Ortiz bumped his OPS to .961 in 2003 and would go on to post a .956 overall from 2003 to 2016 with Boston, playing until he was 40—and putting up a MLB-best 1.021 OPS in that final season. Again, we know he tested positive in 2003, and we know there were no consequences, so why would Ortiz have ever stopped taking PEDs, especially when he was making millions and winning World Series rings?
Exhibit C: Mike Timlin
This longtime reliever broke into the majors at age 25 in 1991 and won two World Series rings with the Toronto Blue Jays in 1992 and 1993. He was an average reliever with Toronto (3.62 ERA in 305 appearances) from 1991 to 1997, and by the time he reached the 2003 season, he was 37 years old. You know where this goes from here, right?
Timlin pitched the final six seasons of his average career (3.63 career ERA) with the Red Sox, pitching until he was 42 years old.
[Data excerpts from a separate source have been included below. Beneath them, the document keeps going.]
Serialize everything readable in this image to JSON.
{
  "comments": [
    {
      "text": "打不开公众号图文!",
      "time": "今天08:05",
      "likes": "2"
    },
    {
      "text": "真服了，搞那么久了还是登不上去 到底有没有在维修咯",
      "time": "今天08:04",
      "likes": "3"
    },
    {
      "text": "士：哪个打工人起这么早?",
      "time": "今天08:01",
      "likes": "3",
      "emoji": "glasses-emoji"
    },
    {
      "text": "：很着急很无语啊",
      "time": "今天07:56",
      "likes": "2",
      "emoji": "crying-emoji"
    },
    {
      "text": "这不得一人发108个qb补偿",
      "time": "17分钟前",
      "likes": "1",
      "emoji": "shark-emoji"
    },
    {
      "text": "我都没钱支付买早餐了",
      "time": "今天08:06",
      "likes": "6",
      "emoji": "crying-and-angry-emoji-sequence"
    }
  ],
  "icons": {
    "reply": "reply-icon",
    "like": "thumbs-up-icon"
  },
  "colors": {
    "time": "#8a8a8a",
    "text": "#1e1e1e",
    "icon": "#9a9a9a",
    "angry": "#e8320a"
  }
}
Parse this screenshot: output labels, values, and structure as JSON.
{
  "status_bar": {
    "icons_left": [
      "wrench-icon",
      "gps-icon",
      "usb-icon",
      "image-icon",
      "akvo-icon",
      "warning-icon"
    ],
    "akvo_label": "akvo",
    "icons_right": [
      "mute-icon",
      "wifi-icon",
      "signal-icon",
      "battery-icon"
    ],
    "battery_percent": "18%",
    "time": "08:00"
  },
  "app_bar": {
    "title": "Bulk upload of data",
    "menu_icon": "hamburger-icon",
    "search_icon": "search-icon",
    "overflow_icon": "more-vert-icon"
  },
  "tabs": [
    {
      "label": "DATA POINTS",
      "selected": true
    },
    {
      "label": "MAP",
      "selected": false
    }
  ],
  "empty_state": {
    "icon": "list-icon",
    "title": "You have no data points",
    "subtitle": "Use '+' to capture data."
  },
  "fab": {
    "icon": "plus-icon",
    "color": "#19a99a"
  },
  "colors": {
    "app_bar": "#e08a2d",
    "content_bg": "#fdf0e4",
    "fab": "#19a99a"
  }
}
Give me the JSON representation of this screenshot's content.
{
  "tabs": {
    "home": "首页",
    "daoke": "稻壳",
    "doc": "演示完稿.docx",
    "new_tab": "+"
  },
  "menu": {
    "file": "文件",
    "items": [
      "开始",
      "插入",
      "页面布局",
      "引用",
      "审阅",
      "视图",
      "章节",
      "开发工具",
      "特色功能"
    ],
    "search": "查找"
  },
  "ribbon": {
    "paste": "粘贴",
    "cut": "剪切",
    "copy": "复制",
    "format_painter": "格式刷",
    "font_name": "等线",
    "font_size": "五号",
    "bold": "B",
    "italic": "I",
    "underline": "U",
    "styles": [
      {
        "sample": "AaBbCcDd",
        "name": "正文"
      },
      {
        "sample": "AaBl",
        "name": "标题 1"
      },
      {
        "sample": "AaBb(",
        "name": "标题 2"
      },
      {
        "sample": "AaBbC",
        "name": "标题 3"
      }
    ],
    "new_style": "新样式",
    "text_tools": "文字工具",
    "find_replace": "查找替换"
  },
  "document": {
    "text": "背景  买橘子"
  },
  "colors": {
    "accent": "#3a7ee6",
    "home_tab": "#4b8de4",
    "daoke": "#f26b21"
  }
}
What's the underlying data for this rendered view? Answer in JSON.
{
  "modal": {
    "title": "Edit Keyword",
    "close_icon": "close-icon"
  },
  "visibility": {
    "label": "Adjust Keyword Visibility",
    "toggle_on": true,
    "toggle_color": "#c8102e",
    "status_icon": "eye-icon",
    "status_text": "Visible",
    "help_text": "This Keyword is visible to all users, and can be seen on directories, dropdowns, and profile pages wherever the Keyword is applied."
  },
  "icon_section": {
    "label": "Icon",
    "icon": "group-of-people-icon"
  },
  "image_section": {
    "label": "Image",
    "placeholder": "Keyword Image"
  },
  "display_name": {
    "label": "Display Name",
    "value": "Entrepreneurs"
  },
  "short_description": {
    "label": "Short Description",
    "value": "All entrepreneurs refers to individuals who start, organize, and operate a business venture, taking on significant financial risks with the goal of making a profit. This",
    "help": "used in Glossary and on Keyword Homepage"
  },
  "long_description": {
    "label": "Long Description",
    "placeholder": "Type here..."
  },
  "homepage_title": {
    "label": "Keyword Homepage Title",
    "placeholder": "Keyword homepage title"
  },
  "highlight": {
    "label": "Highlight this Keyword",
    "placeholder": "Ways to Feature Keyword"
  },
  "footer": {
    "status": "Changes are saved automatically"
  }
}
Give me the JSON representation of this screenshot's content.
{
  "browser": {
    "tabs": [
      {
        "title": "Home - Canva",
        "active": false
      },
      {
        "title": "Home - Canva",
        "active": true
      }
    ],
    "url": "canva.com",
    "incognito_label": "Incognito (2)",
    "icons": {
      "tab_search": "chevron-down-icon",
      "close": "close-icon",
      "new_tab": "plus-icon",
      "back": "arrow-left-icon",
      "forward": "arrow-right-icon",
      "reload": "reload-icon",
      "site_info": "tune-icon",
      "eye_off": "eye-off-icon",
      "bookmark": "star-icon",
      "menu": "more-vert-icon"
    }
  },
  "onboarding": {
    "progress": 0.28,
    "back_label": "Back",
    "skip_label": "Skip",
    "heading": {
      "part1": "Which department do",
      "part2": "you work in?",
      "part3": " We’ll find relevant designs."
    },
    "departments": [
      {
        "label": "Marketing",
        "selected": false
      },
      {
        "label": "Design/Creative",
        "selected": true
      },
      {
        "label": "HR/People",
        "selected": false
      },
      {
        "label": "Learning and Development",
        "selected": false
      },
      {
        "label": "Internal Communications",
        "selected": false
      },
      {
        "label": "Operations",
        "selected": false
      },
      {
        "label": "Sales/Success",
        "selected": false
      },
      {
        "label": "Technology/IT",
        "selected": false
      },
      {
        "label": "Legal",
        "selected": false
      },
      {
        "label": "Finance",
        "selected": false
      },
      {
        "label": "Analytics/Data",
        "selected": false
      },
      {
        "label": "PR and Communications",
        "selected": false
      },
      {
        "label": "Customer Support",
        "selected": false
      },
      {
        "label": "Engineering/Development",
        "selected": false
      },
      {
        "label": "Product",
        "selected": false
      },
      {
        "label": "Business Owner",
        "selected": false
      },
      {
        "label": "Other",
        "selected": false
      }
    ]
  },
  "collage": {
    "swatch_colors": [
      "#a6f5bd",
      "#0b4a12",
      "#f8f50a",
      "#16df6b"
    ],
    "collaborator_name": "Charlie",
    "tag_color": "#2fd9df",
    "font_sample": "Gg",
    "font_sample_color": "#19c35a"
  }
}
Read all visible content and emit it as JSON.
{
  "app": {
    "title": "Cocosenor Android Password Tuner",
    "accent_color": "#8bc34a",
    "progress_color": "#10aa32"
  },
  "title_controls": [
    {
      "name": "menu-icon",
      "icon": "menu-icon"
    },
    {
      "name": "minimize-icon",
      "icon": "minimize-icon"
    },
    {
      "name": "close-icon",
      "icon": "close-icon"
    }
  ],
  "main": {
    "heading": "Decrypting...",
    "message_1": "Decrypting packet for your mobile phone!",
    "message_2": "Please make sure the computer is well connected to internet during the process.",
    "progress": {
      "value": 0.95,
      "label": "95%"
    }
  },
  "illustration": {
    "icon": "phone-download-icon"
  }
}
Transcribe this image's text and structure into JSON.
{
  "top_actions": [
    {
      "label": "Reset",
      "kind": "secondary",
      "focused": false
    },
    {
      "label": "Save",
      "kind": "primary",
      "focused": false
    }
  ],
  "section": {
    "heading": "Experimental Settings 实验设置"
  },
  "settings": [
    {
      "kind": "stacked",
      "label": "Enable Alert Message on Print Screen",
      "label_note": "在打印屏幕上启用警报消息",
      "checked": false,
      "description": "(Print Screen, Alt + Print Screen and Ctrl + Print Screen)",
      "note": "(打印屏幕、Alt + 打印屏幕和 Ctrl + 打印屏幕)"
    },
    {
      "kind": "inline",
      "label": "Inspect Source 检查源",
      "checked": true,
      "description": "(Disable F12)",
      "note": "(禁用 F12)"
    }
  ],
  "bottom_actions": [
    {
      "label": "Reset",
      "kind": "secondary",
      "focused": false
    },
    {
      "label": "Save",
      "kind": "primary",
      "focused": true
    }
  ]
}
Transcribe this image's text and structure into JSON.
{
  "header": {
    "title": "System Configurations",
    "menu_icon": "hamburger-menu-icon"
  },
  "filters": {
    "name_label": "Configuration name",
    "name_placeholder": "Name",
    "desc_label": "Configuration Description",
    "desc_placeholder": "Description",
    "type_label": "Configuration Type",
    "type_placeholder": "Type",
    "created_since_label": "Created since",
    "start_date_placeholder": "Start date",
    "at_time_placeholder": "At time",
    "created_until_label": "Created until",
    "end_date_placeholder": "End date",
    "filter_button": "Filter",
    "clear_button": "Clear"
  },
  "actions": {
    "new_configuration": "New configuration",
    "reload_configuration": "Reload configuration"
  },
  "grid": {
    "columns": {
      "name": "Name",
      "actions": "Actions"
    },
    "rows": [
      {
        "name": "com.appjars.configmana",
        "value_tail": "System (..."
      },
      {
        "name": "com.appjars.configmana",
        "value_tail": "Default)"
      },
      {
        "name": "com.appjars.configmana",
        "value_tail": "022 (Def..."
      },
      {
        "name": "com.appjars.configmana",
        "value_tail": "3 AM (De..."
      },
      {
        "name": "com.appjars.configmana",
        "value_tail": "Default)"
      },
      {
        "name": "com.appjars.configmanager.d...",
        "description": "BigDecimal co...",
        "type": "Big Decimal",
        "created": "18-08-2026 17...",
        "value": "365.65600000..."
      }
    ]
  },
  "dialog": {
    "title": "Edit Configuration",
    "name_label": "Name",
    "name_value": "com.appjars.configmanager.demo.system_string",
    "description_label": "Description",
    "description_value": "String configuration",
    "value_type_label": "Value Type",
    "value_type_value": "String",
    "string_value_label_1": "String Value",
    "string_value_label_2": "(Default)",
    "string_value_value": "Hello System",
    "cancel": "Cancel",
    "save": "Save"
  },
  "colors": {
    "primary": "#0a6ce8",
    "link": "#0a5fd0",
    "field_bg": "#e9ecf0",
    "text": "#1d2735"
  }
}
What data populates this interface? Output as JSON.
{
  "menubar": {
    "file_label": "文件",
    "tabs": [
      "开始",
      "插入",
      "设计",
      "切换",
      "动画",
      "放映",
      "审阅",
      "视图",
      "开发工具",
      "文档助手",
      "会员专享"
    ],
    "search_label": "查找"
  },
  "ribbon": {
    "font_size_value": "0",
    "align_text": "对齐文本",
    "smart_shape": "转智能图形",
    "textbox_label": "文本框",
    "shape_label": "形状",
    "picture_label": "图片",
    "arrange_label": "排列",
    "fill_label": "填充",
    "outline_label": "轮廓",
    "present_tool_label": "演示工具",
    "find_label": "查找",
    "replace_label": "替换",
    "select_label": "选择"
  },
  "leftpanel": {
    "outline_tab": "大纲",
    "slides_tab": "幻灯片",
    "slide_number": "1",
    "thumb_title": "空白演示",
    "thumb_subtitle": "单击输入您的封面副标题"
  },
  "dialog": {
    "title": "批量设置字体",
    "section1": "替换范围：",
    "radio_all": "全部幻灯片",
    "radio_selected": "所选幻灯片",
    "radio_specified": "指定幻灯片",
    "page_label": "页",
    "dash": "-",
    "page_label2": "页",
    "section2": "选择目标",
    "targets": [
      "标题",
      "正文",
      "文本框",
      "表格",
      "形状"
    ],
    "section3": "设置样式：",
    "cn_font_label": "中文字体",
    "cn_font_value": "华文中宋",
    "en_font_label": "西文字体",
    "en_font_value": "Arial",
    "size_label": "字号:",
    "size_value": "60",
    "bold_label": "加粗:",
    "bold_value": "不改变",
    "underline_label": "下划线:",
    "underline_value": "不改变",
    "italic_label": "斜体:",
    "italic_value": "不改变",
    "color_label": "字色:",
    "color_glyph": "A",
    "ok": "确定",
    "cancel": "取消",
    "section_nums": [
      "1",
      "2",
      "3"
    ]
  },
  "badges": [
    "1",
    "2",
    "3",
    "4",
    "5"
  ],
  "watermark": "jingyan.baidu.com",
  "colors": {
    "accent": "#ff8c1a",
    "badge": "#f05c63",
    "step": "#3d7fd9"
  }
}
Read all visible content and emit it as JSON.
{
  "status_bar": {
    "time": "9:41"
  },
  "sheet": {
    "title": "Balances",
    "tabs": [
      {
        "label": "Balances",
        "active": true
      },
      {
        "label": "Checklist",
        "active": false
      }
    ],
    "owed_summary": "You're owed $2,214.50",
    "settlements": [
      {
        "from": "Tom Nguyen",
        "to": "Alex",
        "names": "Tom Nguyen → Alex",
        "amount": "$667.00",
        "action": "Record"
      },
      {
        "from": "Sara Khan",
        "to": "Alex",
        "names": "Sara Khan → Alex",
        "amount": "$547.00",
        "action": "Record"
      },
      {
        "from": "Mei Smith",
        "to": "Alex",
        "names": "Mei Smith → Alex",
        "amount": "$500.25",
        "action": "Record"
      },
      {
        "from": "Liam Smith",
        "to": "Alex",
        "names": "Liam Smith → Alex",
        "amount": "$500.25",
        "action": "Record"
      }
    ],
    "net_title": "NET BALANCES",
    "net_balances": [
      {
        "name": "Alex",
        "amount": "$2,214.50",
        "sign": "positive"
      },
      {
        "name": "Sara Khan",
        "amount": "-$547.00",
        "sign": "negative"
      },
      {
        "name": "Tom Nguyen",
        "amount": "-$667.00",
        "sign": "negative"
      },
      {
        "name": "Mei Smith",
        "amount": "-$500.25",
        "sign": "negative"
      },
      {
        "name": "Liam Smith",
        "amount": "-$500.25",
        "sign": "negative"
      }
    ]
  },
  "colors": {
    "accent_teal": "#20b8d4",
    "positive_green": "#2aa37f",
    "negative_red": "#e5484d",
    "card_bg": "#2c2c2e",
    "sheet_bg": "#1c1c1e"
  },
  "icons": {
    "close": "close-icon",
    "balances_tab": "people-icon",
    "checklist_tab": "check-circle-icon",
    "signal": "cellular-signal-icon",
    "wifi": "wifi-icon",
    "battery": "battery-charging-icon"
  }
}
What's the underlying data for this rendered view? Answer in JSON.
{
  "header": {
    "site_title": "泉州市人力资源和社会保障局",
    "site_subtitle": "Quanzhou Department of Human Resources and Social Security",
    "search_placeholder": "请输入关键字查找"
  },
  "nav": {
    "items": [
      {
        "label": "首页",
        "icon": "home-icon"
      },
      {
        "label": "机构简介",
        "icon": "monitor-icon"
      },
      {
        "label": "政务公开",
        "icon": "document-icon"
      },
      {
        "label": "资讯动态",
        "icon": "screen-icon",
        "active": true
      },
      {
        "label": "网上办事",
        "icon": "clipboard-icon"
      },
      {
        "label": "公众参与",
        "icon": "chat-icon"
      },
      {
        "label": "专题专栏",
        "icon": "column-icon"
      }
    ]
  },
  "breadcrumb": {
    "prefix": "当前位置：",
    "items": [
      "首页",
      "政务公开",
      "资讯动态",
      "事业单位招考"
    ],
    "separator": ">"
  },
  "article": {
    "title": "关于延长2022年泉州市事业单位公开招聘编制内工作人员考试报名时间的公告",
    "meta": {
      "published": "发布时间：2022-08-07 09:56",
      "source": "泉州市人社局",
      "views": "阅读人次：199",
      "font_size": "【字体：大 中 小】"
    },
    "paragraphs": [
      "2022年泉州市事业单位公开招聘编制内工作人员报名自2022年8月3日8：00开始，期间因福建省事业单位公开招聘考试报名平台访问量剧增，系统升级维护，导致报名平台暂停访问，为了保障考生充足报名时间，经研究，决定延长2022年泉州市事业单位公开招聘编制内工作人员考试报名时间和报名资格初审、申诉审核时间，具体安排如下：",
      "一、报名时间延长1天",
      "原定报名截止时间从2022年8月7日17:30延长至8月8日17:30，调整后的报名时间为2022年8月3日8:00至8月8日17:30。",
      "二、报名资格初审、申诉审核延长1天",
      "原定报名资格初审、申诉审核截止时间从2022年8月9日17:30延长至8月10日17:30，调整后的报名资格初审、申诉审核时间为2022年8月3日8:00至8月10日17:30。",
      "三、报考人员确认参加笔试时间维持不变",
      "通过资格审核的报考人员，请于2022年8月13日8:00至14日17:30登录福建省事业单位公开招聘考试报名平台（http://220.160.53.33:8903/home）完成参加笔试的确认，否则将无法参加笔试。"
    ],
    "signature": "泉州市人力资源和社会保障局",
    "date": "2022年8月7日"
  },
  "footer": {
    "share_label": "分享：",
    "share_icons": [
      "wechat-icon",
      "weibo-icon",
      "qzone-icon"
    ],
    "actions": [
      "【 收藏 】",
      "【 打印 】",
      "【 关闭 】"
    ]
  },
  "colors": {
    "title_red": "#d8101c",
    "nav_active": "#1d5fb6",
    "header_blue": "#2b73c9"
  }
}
In those six seasons starting in 2003, Timlin posted a 3.76 ERA. Not bad for a guy who was pitching the twilight years of career at a better rate than he was pitching in 1999 and 2000 just as his prime was ending, huh? He had 99 appearances with Baltimore to the tune of a 4.04 ERA then.
But get this: Timlin then went to pitch in St. Louis, and we wonder how close his locker was to that of Mark McGwire. With the Cards, he dropped his ERA to 3.36 over 134 appearances during his age-34 to age-36 seasons. It is interesting to see his prime seasons with Toronto produce about the same ERA as his overall career—and how he still managed to pitch almost as effectively into his 40s with Boston.
Conclusion: When the coincidences and data are too hard to ignore
By this time, players had to know Boston—like San Francisco or even St. Louis, for that matter—was a place to go for extra stuff and a career-extending opportunity to make millions and perhaps win a World Series. Players whisper among themselves, and they probably all knew who was using and who was not. The Red Sox clearly collecting PED users and had money to spend on more of them.
Mueller’s brief return to San Francisco before his Boston revelation is too coincidental to ignore, as well, in light of his statistical trends. The same can be said for Timlin, after his years with the Cardinals. As for Ortiz, we have the proof of the positive test. Again, at this point, the Red Sox were committed to winning at any cost, and they would soon reap the benefits of their modus operandi.